Я давно заметил: когда настойчиво думаешь, в мозгах появляются посторонние мысли. И вместо того, о чем полагается размышлять, вырисовывается совершенно иной мир. Вот и сейчас. Почему-то вспомнилось: бабушка Сойба появилась на этом свете раньше товарища Сталина на те же девять лет, на которые она сама родилась после крепостного рабства. Иосиф Виссарионович в 1879-м, она в 1870-м, в один год со своим будущим мужем Фроимом. С ним познакомилась у колодца, как Ревекка, предназначенная небом в жены Исааку.

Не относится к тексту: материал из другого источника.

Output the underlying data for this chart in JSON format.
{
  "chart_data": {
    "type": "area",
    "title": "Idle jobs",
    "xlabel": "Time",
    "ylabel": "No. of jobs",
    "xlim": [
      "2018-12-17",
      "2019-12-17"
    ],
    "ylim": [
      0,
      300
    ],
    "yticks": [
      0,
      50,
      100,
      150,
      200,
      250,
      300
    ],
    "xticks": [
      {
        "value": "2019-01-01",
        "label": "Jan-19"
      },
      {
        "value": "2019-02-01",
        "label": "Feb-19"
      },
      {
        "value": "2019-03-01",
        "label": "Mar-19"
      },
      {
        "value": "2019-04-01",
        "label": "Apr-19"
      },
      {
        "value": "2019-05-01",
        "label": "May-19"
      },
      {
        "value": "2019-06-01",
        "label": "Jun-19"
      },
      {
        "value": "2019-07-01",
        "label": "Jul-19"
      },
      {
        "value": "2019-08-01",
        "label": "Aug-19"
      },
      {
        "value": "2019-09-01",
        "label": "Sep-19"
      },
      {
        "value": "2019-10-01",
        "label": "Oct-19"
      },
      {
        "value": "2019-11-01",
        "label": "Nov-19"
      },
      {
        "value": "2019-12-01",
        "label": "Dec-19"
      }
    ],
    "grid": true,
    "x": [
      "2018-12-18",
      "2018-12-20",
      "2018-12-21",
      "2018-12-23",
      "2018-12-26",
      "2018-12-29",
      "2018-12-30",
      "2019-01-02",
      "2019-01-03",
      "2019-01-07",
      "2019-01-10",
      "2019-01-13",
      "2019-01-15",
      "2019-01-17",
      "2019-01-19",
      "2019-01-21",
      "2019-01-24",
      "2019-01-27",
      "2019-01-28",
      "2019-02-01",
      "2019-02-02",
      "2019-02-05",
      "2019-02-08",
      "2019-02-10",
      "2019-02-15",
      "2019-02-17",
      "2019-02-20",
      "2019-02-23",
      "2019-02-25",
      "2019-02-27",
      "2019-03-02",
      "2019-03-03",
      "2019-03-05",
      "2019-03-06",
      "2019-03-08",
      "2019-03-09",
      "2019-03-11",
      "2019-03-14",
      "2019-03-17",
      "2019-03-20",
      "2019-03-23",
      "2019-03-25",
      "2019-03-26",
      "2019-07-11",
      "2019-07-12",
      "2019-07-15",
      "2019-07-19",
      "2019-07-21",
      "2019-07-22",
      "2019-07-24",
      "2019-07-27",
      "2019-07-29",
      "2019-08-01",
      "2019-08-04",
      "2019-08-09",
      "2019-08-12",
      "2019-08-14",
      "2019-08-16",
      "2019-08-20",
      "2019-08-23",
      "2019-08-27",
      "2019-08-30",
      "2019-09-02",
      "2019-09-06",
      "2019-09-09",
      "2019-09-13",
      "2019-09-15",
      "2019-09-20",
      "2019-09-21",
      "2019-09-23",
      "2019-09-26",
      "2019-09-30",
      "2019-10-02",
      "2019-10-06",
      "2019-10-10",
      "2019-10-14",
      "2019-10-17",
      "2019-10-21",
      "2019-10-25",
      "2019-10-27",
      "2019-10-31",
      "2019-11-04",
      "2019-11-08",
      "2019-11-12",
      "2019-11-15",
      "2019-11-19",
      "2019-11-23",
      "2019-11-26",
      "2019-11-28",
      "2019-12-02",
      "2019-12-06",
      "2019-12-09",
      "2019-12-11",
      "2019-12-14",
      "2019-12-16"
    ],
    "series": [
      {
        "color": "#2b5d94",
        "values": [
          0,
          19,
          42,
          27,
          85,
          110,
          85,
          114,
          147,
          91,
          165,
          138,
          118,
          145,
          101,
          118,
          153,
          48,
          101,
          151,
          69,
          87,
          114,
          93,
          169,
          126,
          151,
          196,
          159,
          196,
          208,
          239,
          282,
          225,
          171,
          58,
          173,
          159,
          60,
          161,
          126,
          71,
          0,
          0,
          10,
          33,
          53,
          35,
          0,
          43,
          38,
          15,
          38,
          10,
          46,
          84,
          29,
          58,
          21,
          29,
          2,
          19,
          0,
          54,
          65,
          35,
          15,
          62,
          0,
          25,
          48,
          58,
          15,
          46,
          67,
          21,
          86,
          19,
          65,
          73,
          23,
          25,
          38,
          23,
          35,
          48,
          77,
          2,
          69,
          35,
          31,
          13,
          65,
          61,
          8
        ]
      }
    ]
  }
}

Но тут небольшое отличие по сравнению с нашими древними предками.
У дедушки с бабушкой любовная история разворачивалась не совсем по библейскому сюжету. В Библии пишется, что Ревекка напоила водой у колодца слугу Елиезера, посланного Авраамом — отцом Исаака — отыскать подходящую невесту сыну среди родни в Месопотамии.
А не в Библии, правильнее сказать, в нашем семейном предании, устно говорится о том, что Фроим — голубоглазый парень, ищущий работу по жестяному делу в местечке Ялтушкино, — остановился в жаркий день у колодца, чтобы избавиться от жажды. И молодая красавица, вышедшая навстречу утомленному страннику, предложила ему испить водицы. Наклонив ведро, Фроим увидел на поверхности воды, как в волшебном зеркале, отражение девушки, которое видоизменялось, принимая на фоне дыма и пожарищ все новые и новые черты, пока не превратилось в старушечье. И вдруг с ясностью пророка понял: это его суженая, с ней он уже не расстанется до самой смерти.
Так и получилось.
И вот сегодня, 9 марта 1953 года, когда товарища Сталина хоронят, они все еще вместе, при полном согласии и надеждах на будущее, если не будет погрома. Дедушка молится в синагоге, бабушка причитает у радиоприемника, а я думаю.
Сейчас я размышляю на тему: если бы они не встретились в конце девятнадцатого века у колодца, то в середине двадцатого я не появился бы на свет, а много раньше — в 1913-м — мой папа Арон, как и все его старшие сестры — от Мани до Фани.
По именам я помнил всех, но в глаза почти никого, кроме Фани, не видел. Эти тетеньки с мужьями и детьми жили далеко от Риги — в Одессе, Баку, Кировабаде, Биробиджане. И никто в Москве, чтобы лично проводить товарища Сталина в последний путь. А он, как это наглядно показывало настенное панно в магазине «Детский мир» на улице Ленина, был лучшим другом детей. Одетый в форму генералиссимуса, он держал на руках счастливого ребятенка, а другие, плотно окружив, восторженно лицезрели его белый китель с Золотой Звездой Героя Советского Союза.
Мне, когда я заходил в «Детский мир», чтобы поглазеть на недополученные подарки, хотелось тоже как-то затесаться в группу этой детворы. Но с меня портреты не писали и путевку в Артек на встречу с товарищем Сталиным не выдавали. Довольствовался надеждой на волшебный случай, позволивший и мне, как в сказке, взглянуть на живого Сталина, пусть даже положенного уже в гроб. Он и не припозднился, выпал в нужный момент и в нужном месте.
Сразу, как стало известно о смерти вождя и учителя, среди пацанья распространились слухи, что Тимур набирает в свою команду смельчаков на поездку в Белокаменную для почетного караула у Мавзолея.